Il y a un nombre croissant de cas rapportés de travailleurs invoquant leur droit de refuser d'exécuter un travail dangereux en raison de la COVID-19 en vertu de dispositions de lois applicables en matière de santé et de sécurité au travail. Par exemple :
- environ une douzaine de travailleurs de la Toronto Transit Commission (TTC) ont collectivement refusé de travailler dans un atelier de tramway en raison d'inquiétudes quant à la pertinence du nettoyage en profondeur des tramways[1];
- près de 166 travailleurs d'une usine d'assemblage automobile située à Windsor ont annoncé leur refus de travailler pendant une journée en réponse au placement en quarantaine volontaire d'un travailleur dû à son exposition indirecte potentielle à la COVID‑19.[2]
Dans les deux cas, un inspecteur du ministère du Travail de l'Ontario a jugé que le refus de travailler ne respectait pas les critères nécessaires, et que les travailleurs exprimant leur refus ont été tenus de reprendre le travail. On peut s'attendre à davantage de refus de travailler de ce type à mesure que la pandémie de la COVID-19 continue de sévir.
Ce bulletin aborde les responsabilités des employeurs en vertu de la législation en matière de santé et de sécurité au travail lorsqu'ils sont confrontés à un refus de travailler en raison d'un prétendu danger. Rappelons que des responsabilités peuvent s'ajouter, en milieu de travail syndiqué, selon les dispositions prévues à la convention collective applicable. Bien que l'accent soit mis sur les lois de l'Ontario, bon nombre de ces principes s'appliqueront de façon générale dans la plupart des autres provinces. Dans tous les cas, les employeurs doivent étudier la situation selon le contexte qui leur est propre.
Qu'est-ce le droit de refuser d'exécuter un travail dangereux ?
Conformément à la Loi sur la santé et la sécurité au travail (la « LSST »), les travailleurs de l'Ontario ont le droit de refuser de travailler s'ils ont des motifs de croire, entre autres, que « les conditions matérielles qui existent dans le lieu de travail », ou un matériel, une machine, un appareil ou un objet qu'ils utilisent ou font fonctionner, sont susceptibles de les mettre en danger.

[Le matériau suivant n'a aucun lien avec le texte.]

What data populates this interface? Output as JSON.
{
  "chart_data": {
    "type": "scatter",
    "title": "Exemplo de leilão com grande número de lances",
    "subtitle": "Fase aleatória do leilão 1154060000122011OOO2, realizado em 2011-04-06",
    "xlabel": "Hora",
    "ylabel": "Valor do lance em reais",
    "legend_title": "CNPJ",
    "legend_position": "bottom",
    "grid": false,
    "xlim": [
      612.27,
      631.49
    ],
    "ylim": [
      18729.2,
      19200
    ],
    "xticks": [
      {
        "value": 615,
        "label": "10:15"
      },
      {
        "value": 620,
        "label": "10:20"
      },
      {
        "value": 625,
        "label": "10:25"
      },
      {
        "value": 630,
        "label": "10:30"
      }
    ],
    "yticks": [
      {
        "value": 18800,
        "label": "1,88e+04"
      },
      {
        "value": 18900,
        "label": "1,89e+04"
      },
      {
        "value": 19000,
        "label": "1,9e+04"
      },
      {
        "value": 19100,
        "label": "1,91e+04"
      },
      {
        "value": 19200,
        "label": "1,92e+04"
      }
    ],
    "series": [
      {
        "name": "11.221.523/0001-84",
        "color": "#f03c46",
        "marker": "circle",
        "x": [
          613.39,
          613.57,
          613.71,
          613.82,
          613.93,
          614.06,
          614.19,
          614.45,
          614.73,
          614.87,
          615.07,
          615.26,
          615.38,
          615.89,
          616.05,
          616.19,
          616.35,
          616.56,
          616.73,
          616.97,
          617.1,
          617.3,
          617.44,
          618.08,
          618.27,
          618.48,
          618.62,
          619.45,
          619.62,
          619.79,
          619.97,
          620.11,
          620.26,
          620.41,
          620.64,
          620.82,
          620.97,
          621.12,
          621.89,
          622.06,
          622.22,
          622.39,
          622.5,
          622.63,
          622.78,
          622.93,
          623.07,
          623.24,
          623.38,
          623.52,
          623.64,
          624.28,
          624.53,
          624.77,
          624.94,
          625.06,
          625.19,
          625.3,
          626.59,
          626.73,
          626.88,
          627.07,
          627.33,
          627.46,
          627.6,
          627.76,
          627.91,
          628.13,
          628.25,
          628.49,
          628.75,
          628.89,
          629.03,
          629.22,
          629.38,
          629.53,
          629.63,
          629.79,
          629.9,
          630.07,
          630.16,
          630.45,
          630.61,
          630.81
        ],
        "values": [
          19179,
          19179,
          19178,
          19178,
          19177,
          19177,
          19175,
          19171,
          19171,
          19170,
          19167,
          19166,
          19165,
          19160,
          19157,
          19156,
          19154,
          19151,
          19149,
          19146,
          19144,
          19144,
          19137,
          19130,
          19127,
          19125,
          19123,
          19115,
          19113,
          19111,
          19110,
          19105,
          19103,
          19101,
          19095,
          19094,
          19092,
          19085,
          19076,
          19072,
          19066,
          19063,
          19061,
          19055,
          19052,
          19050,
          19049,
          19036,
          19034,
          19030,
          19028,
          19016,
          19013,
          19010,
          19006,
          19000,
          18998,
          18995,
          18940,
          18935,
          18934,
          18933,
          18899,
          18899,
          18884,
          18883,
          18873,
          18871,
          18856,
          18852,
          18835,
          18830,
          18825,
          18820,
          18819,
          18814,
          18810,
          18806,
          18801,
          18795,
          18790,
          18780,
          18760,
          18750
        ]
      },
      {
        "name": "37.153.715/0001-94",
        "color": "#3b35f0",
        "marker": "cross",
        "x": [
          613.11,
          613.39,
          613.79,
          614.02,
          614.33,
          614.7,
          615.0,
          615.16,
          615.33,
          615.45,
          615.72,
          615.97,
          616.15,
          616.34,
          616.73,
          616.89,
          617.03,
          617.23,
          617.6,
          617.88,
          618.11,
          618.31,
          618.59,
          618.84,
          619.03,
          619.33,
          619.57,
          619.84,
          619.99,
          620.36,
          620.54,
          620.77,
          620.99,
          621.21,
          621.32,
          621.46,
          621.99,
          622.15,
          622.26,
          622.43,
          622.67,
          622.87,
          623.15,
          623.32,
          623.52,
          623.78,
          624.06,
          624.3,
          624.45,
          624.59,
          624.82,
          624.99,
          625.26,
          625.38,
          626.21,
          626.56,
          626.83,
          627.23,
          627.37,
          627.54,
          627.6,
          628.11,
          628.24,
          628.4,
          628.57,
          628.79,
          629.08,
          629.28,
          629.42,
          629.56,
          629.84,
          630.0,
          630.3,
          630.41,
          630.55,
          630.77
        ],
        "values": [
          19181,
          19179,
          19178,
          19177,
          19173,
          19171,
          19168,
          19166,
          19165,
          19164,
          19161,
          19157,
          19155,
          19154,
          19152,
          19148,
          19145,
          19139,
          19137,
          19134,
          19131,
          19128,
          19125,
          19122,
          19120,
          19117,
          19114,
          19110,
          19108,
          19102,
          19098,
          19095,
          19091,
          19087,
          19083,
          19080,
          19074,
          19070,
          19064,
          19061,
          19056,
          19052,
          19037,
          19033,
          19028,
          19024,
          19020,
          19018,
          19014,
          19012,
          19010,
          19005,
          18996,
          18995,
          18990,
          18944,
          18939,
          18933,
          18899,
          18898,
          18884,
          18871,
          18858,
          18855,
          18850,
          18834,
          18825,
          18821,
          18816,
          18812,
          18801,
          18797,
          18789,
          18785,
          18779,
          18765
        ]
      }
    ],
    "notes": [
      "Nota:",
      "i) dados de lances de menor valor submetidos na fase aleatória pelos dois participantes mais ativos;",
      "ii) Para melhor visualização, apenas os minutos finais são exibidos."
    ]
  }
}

Les critères prévus par la loi pour justifier un refus d'exécuter un travail dangereux varieront selon la juridiction. Toutefois, dans toutes les juridictions, le travailleur n'est pas tenu de prouver qu'il est en danger afin d'entreprendre un refus de travailler, puisqu'il doit plutôt démontrer qu'il croit l'être.
Le droit de refuser d'exécuter un travail dangereux est plus limité pour certaines catégories de travailleurs, qui englobent notamment les pompiers, les agents de police et certains travailleurs de la santé. En général, ces travailleurs n'ont pas le droit de refuser d'exécuter un travail dangereux 1) qui est inhérent à leur emploi ou qui constitue une condition normale de leur emploi, ou 2) lorsque leur refus de travailler mettrait directement en danger la vie, la santé ou la sécurité d'une autre personne.
Que doit faire un employeur à la suite d'un refus d'exécuter un travail dangereux ?
Si un travailleur exerce son droit de refuser d'exécuter un travail dangereux, l'employeur doit suivre le processus d'enquête et de rapport énoncé dans la loi. Il doit notamment :
- mener une enquête interne sur la situation (habituellement en la présence du travailleur exprimant son refus et un délégué à la santé et à la sécurité ou un représentant du travailleur);
- consigner les circonstances du refus de travailler et de l'enquête;
- s'assurer d'avoir pris les mesures nécessaires pour éliminer le danger, le cas échéant.
Si le travailleur refuse toujours de travailler, un inspecteur en santé et en sécurité du gouvernement doit en être informé, puis il visitera le milieu de travail pour mener une enquête sur le refus de travailler qui persiste. Si l'inspecteur conclut que les critères prévus par la loi pour justifier le refus de travailler ne sont pas remplis, alors le travailleur exprimant son refus devra reprendre le travail. Si l'inspecteur rend la décision inverse, il ordonnera habituellement la prise de mesures correctives.
De quelle manière cela s'applique-t-il pendant une pandémie ?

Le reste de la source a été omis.